Koselugo (selumetinib) is the first drug indicated for the treatment of children as young as 2 years old with neurofibromatosis type 1. The disease must be symptomatic and characterized by inoperable plexiform neurofibromas.
Koselugo, offered by AstraZeneca, is approved by the U.S. Food and Drug Administration (FDA) in April 2020.
Before Koselugo, there was no specific pharmacological treatment for neurofibromatosis type 1.
Koselugo’s list price is $12,500 per month for an average American patient, although doses vary by weight.
Koselugo was approved by the European Medicines Agency (EMA) in July 2021: selumetinib is indicated for the treatment of symptomatic, inoperable plexiform neurofibromas in paediatric patients with neurofibromatosis type 1 aged 3 years and above.
What is Neurofibromatosis Type 1
There are three clinically and genetically different forms of neurofibromatosis: neurofibromatosis type 1 (NF1), neurofibromatosis type 2 (NF2), and schwannomatosis.
The most common (1 case per 2,500-3,000 people) is neurofibromatosis type 1, also known as von Recklinghausen’s disease, or peripheral neurofibromatosis.
Distinctive features of neurofibromatosis type 1 include (in order of clinical manifestation): skin hyperpigmentation lesions (so-called café-au-lait macules), axillary and/or inguinal freckles, Lisch nodules (iris hamartomas), benign soft tumors on the skin and under the skin (cutaneous neurofibromas).
Neurofibromatosis type 1 is a complex multisystem disease caused by an autosomal dominant mutation in the NF1 gene encoding the neurofibromin.
Neurofibromin, a member of the GTPase-activating protein family, is responsible for negatively regulating the activity of the RAS/MAPK signaling pathway by accelerating the hydrolysis of Ras-bound guanosine triphosphate (GTP). Genetic breakdown impairs control of cell growth and neuronal development.

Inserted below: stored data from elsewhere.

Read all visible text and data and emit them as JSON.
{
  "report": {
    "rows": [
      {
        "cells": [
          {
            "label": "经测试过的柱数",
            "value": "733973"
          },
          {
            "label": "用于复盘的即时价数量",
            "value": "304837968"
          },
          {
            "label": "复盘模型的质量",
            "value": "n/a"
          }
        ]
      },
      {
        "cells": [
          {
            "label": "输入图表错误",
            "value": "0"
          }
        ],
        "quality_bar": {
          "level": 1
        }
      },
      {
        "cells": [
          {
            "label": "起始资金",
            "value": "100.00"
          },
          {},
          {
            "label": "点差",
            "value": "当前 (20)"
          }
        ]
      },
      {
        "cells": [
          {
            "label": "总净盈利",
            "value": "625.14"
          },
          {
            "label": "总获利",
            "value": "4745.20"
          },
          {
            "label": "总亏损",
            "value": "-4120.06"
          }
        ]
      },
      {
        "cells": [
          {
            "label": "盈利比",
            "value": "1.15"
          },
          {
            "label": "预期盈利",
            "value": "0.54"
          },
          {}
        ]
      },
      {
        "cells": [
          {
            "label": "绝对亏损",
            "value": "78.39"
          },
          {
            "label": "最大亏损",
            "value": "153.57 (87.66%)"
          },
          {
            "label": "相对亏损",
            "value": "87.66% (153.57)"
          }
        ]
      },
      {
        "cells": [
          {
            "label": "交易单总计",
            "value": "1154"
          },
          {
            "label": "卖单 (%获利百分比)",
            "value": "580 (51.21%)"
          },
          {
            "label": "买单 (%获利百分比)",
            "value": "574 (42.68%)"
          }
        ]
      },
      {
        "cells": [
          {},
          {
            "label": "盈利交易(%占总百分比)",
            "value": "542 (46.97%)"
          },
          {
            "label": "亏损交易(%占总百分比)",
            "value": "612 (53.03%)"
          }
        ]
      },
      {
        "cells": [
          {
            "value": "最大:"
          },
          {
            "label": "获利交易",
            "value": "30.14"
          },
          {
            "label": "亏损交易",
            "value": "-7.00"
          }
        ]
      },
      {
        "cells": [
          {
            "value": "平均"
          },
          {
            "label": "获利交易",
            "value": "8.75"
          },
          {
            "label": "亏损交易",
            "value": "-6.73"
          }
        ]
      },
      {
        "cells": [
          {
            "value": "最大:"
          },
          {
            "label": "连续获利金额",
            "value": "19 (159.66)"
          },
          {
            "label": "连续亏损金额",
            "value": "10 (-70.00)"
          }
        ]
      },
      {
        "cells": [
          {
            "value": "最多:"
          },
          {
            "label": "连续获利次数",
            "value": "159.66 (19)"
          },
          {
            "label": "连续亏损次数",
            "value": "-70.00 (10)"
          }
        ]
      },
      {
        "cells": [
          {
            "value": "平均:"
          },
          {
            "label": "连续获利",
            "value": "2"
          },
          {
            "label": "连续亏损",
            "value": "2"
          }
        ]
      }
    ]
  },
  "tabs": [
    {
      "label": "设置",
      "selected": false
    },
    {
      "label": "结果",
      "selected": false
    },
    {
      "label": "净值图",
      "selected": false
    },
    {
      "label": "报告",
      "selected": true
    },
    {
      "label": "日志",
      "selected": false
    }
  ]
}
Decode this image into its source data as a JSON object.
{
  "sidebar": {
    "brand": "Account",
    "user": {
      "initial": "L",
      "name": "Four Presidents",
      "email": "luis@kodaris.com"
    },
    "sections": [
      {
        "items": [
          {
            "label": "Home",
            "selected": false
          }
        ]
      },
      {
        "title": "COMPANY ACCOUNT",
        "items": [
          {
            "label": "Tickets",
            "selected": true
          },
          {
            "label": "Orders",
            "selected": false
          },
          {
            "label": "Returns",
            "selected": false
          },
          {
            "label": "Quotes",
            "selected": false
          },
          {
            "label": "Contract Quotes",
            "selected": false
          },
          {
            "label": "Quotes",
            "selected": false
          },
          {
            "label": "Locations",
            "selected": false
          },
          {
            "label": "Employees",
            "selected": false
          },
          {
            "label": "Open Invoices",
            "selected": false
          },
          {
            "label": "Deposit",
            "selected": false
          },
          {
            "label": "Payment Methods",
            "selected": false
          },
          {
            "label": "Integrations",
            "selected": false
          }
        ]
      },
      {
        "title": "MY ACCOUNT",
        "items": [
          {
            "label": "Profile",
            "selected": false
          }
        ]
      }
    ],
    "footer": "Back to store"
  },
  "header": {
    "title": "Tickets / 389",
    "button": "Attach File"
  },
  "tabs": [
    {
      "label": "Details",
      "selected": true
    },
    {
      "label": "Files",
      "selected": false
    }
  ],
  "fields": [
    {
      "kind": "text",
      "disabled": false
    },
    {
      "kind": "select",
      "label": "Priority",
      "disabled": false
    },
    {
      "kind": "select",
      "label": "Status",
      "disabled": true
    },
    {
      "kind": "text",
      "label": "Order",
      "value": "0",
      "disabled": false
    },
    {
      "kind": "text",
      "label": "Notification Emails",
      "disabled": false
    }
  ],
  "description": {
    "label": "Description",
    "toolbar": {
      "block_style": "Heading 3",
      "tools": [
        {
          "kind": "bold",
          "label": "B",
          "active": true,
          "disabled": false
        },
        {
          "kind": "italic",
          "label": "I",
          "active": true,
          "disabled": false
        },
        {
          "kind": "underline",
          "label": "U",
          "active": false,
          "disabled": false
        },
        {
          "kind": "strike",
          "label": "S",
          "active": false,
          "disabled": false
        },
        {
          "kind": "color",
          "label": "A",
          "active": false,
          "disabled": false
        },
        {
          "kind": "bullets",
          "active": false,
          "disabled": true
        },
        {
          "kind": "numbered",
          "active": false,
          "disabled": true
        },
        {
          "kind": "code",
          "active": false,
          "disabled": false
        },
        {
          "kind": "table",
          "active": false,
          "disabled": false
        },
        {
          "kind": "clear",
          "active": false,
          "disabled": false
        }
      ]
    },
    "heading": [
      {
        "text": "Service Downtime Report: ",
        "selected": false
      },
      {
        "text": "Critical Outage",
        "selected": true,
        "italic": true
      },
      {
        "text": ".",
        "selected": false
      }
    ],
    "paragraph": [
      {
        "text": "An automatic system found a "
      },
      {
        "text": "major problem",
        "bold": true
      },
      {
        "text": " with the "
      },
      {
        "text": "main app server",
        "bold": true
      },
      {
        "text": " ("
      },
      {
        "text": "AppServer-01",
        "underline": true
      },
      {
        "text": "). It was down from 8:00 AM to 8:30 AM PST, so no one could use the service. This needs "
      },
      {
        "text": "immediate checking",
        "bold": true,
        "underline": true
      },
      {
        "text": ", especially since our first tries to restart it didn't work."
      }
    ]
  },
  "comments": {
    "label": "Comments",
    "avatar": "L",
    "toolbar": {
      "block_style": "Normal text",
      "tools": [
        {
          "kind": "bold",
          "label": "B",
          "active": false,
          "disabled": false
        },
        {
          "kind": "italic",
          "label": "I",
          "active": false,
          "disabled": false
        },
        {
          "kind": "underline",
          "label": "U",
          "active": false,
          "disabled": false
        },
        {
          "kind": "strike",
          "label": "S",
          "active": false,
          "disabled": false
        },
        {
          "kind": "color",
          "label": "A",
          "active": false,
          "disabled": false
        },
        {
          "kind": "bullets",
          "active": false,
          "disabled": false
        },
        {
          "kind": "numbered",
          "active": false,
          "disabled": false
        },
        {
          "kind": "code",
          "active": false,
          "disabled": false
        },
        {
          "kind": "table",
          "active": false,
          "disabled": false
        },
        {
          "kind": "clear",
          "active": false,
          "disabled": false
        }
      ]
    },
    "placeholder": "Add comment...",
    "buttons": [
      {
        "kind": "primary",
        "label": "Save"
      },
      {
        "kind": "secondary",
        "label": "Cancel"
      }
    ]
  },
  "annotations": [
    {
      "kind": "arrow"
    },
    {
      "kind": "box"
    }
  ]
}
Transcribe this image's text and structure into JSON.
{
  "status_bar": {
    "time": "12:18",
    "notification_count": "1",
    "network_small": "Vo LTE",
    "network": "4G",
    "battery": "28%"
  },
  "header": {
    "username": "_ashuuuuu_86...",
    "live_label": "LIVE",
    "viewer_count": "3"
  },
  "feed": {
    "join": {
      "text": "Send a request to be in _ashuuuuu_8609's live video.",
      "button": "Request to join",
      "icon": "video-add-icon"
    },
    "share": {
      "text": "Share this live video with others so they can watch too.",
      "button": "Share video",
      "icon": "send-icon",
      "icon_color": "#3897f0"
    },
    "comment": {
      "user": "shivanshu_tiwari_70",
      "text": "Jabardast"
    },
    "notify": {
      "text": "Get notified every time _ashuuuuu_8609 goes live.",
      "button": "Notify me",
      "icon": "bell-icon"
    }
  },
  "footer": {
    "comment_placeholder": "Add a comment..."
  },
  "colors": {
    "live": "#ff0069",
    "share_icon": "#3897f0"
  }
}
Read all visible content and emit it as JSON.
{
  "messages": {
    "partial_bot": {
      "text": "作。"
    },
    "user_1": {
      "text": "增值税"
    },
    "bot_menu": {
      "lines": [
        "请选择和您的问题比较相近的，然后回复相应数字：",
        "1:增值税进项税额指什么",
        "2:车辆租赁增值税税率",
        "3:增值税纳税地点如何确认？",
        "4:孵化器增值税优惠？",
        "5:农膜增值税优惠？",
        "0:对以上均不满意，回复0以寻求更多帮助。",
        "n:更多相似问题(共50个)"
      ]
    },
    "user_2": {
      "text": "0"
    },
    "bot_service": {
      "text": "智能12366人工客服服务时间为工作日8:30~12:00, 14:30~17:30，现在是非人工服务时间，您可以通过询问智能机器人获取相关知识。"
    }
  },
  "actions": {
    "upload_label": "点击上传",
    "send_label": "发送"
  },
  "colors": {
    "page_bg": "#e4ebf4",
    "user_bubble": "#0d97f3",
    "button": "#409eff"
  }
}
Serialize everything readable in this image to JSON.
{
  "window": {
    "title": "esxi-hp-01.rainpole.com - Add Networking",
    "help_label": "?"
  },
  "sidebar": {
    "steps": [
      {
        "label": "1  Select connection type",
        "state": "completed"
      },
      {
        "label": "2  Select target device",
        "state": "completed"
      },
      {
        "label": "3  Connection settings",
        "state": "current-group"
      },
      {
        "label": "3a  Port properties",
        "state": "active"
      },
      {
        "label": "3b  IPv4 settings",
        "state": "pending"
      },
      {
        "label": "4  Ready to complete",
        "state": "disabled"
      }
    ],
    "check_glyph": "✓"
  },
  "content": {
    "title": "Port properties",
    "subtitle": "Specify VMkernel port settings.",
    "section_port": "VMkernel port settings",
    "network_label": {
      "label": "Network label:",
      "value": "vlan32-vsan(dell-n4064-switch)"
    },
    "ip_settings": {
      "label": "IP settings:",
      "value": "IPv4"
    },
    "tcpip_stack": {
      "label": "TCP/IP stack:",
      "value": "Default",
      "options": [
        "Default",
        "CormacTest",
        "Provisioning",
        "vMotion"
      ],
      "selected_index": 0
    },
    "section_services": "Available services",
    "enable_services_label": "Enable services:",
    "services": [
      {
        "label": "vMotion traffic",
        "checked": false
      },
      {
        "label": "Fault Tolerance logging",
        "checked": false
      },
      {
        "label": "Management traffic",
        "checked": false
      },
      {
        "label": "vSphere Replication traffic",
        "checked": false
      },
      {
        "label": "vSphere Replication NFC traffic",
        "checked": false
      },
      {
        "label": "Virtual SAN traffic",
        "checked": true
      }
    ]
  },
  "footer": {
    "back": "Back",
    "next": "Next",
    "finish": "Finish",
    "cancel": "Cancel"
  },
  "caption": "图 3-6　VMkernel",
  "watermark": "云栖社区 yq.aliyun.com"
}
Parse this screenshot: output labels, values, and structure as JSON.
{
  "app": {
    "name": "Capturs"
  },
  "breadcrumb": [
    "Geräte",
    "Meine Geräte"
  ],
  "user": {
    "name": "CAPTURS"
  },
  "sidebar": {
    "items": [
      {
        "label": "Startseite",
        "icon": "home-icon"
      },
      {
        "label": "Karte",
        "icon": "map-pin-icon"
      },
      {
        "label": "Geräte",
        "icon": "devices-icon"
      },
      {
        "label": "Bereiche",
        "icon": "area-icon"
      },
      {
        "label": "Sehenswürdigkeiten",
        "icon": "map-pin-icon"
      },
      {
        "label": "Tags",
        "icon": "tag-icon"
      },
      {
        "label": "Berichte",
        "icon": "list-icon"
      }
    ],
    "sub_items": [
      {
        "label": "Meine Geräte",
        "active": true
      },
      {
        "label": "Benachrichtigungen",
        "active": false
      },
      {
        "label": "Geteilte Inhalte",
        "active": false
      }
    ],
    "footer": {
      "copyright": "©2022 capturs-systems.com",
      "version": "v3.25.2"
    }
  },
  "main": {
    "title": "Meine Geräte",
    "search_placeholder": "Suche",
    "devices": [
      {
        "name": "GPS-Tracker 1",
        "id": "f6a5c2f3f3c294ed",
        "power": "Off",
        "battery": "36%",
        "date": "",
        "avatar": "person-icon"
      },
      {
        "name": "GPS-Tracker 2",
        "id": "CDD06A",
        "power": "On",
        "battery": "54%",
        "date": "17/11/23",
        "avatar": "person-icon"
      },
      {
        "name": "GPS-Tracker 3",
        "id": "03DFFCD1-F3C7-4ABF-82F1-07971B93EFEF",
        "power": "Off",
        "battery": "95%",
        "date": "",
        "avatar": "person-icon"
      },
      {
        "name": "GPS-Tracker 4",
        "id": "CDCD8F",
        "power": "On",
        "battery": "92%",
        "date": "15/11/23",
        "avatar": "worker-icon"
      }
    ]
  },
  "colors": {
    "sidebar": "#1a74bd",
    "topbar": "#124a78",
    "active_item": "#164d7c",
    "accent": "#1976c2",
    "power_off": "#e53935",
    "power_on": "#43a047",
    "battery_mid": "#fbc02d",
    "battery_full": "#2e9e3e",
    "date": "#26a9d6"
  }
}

In 30–50% of cases of neurofibromatosis type 1, plexiform neurofibromas, which are tumors from the nerve sheaths, develop. They can lead to disfigurement, motor problems, pain syndrome, breathing difficulties, visual disturbances, and bladder and bowel dysfunction. Plexiform neurofibromas, usually manifesting in early childhood and with varying degrees of severity, can shorten life expectancy by as much as 15 years.
Long-term care for patients with neurofibromatosis type 1 is aimed at early detection and symptomatic treatment of complications as they occur. In the medical care of children with neurofibromatosis type 1, the frequency of visits to medical facilities should be increased to address complications as they occur. The decision to perform diagnostic tests depends on the history and physical signs. Clinical evaluation appears to be more useful in detecting complications than screening studies in asymptomatic patients.
The treatment approach for various tumors associated with neurofibromatosis type 1 depends on the type of tumor, its impact on neighboring tissues, and its associated complications. Surgical treatment and pain management of plexiform neurofibromas can be challenging. Surgical resection is often limited to cytoreduction of a specific area of a large lesion.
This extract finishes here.